Interview with the Vampire shows an uncommon family dynamic between two men that is treated with more nuance. From Louis’ decision to follow Lestat after being turned into a vampire to their decision to turn and take in a vampire girl, their relationship could have easily be seen as one of two lovers with an adopted child. Louis searches for an accepting family throughout the film, living with Lestat to acclimate to his new lifestyle, doting on a girl he considers his own daughter, and when his final attempt to be a part of a coven fails disastrously, roams the world empty and lonely.
LGBT representation in media has had a long and difficult history made more complex by the necessity for queer-coding, and the popularization of mostly harmful stereotypes that are still seen to this day.
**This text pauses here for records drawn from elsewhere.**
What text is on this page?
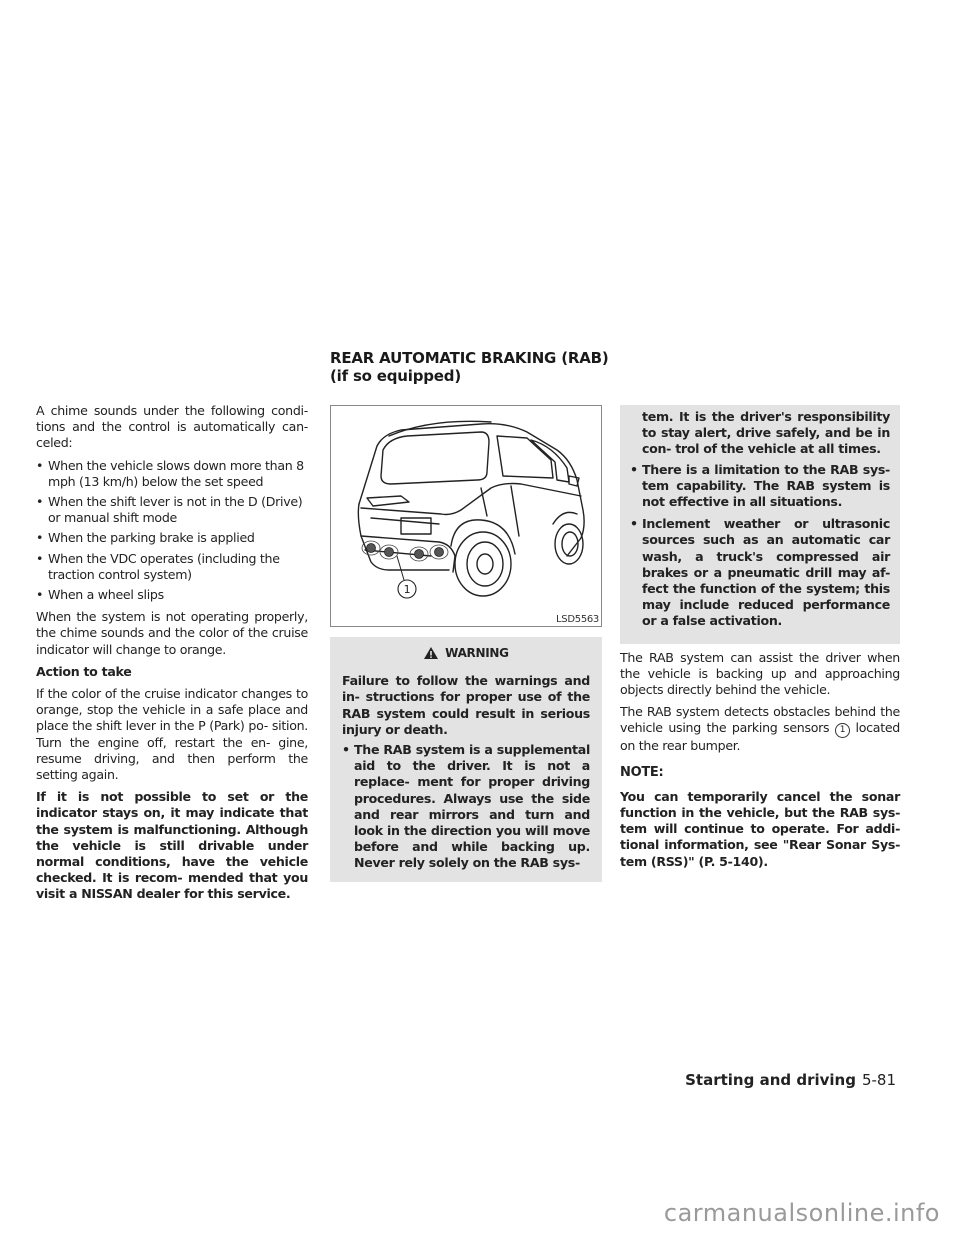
A chime sounds under the following condi- tions and the control is automatically can- celed:

• When the vehicle slows down more than 8 mph (13 km/h) below the set speed
• When the shift lever is not in the D (Drive) or manual shift mode
• When the parking brake is applied
• When the VDC operates (including the traction control system)
• When a wheel slips

When the system is not operating properly, the chime sounds and the color of the cruise indicator will change to orange.

Action to take

If the color of the cruise indicator changes to orange, stop the vehicle in a safe place and place the shift lever in the P (Park) po- sition. Turn the engine off, restart the en- gine, resume driving, and then perform the setting again.

If it is not possible to set or the indicator stays on, it may indicate that the system is malfunctioning. Although the vehicle is still drivable under normal conditions, have the vehicle checked. It is recom- mended that you visit a NISSAN dealer for this service.

REAR AUTOMATIC BRAKING (RAB) (if so equipped)
1
LSD5563
WARNING

Failure to follow the warnings and in- structions for proper use of the RAB system could result in serious injury or death.

• The RAB system is a supplemental aid to the driver. It is not a replace- ment for proper driving procedures. Always use the side and rear mirrors and turn and look in the direction you will move before and while backing up. Never rely solely on the RAB sys-

tem. It is the driver's responsibility to stay alert, drive safely, and be in con- trol of the vehicle at all times.

• There is a limitation to the RAB sys- tem capability. The RAB system is not effective in all situations.
• Inclement weather or ultrasonic sources such as an automatic car wash, a truck's compressed air brakes or a pneumatic drill may af- fect the function of the system; this may include reduced performance or a false activation.

The RAB system can assist the driver when the vehicle is backing up and approaching objects directly behind the vehicle.

The RAB system detects obstacles behind the vehicle using the parking sensors 1 located on the rear bumper.

NOTE:

You can temporarily cancel the sonar function in the vehicle, but the RAB sys- tem will continue to operate. For addi- tional information, see "Rear Sonar Sys- tem (RSS)" (P. 5-140).

Starting and driving 5-81
carmanualsonline.info
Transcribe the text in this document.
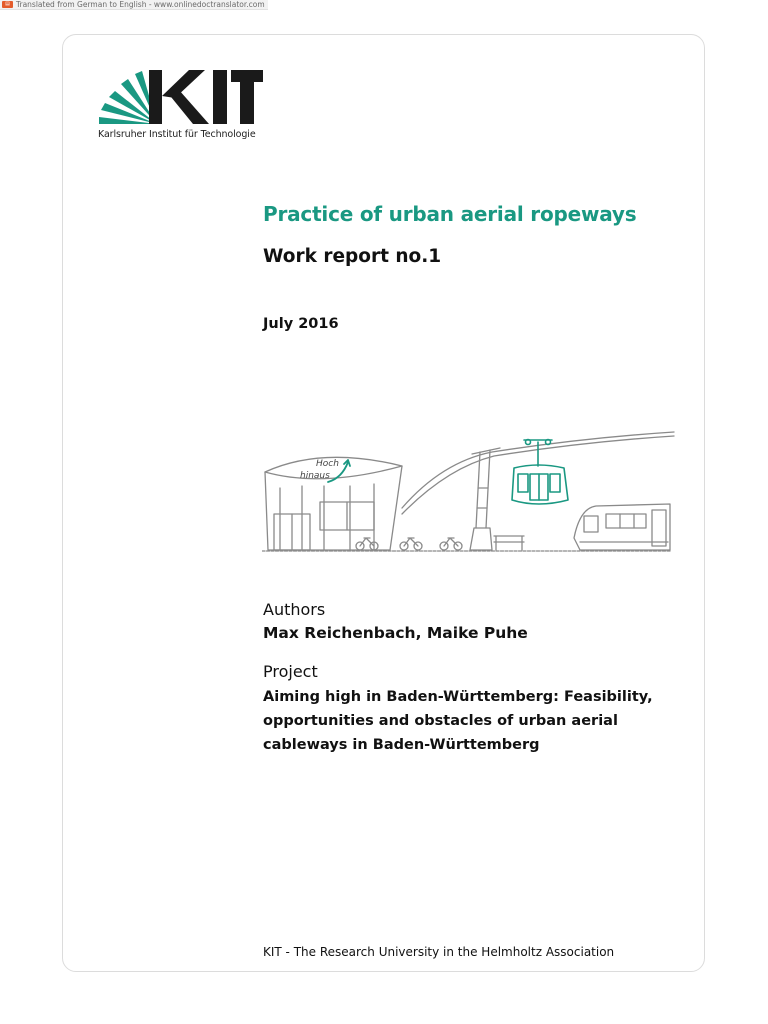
▤ Translated from German to English - www.onlinedoctranslator.com
Karlsruher Institut für Technologie
Practice of urban aerial ropeways
Work report no.1
July 2016
Hoch
hinaus
Authors
Max Reichenbach, Maike Puhe
Project
Aiming high in Baden-Württemberg: Feasibility, opportunities and obstacles of urban aerial cableways in Baden-Württemberg
KIT - The Research University in the Helmholtz Association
The demonization and censoring of any form of sexuality in the `30s made romance and basest allusions to sex add to the already tense atmosphere of horror films, and added an extra fearful layer to villains who made unwanted advances on heteronormative protagonists. Even now, despite many places having decriminalized and legalized expression of sexual orientation, truly Queer representation is hard to come by, or is not shown to larger audiences. However, today’s culture of acceptance and visibility is changing media, and queer-coding is steadily giving way to true LGBT representation in all genres—as human, complex people, not just tortured monsters.